McLerie also noted that on the 1845 six inch O.S. Map the track turns 45 º to the north-east where Ardelles House later stood and that, continuing in this direction, it appeared to making “for that conspicuously elevated point on the western bank of the River Wyre opposite Wardleys”.

He needed some prodding

In the fifth issue of the bulletin, there appeared an article by J. C. Plummer supporting Porter's placing of the Portus Setantiorum off the coast at Fleetwood. He too had traced the road across the golf course and, using a probe, had located it in the grounds of the College, south of the railway line. However, he ventured that the latter was part of a Roman road branching off the first road in a north-westerly direction towards Thornton and perhaps Fleetwood. Mr. Plummer, incidentally, claims to have located several other Roman roads in the Kirkham and Freckleton areas, using a probe and by dowsing. Both methods may be regarded as being highly subjective.

Mr. McLerie's hedge, however, has more recently been pointed out by the historian, Dr. Alan Crosby, as a significant old boundary which separated the Poulton town fields from its moor land. But a simple mundane explanation for the track across the golf-links is apparent from a study of the first one inch O.S. map (David & Charles reprint, sheet 15). On it, what is now called Little Thornton can be seen to have been the original nucleated settlement of Thornton, from which lanes spread out in all directions. The imagined Roman road can now be seen to be just one of them. This lane, which is not particularly straight even at this small scale, would have linked Thornton with the Breck and Poulton, before being cut in two by the Preston & Wyre Railway of 1840.

Town End Farm, Thornton

A brief newspaper report of 1935 mentions that Richard Ainsworth, a Cleveleys historian, took members of the newly formed Fylde Historical and Antiquarian Society to Town End Farm, Thornton (grid reference SD332434), where he was able to show them traces of a Roman road. The society's secretary, R. Sharpe France, does not appear to have been impressed, as there is no mention of the visit in his minutes. However, a letter, dated 15th. July 1935, to Sharpe France from another of the society's founder members, Eric Porter, survives and the following are extracts:—

“. . . It seems that Mr. Cowell, the present farmer, was told by Mr. Walsh, the previous tenant, of finding large stones etc. which were believed to be part of the Danes Pad. This was around a place which was indicated to me by Mr. Ainsworth.

“. . . In or off West Drive in Thornton, Mr. Ainsworth indicated the remains traditionally known as the Danes Pad. This is on land which is farmed by Mr. Bradshaw. The land is being rapidly built over but this depression, roughly 10 ft. wide and 1 ft. deep, is very clearly defined.

“. . . Mr. Bradshaw is willing for us to do whatever excavation we might wish to, and I suggest to you that we might take full advantage of this offer.
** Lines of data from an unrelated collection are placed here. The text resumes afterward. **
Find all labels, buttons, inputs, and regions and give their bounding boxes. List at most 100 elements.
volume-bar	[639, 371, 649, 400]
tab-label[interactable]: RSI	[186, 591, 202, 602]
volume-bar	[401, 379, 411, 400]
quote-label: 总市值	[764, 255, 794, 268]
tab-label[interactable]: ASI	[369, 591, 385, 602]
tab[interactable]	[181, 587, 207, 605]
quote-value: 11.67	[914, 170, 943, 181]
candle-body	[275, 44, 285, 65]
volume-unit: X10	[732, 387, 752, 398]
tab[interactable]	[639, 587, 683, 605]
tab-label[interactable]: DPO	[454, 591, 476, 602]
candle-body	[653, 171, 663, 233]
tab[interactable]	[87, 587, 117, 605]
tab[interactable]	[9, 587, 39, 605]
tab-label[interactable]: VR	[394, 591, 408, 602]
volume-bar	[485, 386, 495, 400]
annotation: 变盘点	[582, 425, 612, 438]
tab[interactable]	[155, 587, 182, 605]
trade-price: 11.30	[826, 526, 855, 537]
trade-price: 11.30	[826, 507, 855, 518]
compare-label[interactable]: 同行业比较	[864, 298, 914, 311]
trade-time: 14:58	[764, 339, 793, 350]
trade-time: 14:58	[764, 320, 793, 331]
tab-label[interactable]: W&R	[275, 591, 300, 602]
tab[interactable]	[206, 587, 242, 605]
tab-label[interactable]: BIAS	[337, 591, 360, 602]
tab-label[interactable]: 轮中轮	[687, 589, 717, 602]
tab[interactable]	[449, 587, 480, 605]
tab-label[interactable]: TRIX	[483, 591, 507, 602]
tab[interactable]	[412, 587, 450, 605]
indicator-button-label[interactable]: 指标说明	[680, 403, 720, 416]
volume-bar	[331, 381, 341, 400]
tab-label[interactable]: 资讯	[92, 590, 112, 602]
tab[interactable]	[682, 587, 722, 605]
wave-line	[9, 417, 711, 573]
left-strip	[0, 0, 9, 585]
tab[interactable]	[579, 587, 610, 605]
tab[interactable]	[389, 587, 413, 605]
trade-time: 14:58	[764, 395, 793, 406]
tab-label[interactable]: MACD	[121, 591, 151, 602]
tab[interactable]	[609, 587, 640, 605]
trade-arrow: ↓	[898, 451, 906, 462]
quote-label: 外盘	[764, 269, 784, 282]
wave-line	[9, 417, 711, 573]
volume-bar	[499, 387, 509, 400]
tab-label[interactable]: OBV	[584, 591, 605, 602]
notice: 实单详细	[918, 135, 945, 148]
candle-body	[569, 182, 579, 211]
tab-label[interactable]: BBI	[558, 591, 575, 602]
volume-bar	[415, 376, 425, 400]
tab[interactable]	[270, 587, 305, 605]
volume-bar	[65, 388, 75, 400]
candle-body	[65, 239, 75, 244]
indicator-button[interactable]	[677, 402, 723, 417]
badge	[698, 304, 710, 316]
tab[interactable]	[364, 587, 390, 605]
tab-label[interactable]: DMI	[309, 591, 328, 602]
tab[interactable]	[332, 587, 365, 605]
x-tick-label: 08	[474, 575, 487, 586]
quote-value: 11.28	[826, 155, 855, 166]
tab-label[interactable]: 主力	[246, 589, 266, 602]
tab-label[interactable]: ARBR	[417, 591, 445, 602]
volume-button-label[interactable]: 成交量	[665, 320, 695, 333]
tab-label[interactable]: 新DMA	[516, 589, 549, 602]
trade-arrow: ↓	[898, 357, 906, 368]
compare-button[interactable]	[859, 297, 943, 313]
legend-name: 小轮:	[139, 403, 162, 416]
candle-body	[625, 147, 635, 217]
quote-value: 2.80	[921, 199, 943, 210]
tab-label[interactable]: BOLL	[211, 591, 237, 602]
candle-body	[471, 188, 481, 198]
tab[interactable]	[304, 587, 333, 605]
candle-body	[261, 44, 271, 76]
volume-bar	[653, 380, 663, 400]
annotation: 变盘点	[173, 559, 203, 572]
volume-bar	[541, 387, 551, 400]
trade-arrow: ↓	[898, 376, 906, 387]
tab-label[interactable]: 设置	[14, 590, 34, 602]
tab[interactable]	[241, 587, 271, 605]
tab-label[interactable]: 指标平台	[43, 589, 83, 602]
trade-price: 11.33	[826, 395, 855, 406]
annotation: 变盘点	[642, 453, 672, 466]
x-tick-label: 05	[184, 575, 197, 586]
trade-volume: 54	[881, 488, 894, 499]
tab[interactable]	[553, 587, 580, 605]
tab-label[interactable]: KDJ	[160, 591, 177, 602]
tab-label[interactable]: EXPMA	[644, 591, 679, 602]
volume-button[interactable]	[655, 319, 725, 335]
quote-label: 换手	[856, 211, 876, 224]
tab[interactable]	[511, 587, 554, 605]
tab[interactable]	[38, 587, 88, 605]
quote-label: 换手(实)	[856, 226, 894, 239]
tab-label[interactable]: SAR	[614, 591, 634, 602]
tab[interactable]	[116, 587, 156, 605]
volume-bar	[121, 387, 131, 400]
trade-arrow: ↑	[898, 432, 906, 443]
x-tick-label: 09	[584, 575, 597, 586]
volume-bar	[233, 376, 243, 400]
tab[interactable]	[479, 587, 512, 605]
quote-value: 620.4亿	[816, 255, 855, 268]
We might have a word with the builder whose new houses run across it, or with the new householder whose potatoes seem to be doing particularly well on the Pad.”

In October 1935, Porter interviewed Mr. Walsh, then in his late nineties. In the orchard at Bourne Hall (grid reference SD333443), Walsh claimed to have uncovered what was taken to be a Roman road. It comprised large cobbles or setts “such as were usually used in the construction of roads at the time”. Only a small area was uncovered and the direction of the road appeared to be northwards. In fact Thornber had written in 1837 that the course of the Danes' Pad could be traced “along the Naze, by Burn Hall, in the direction of Poulton”.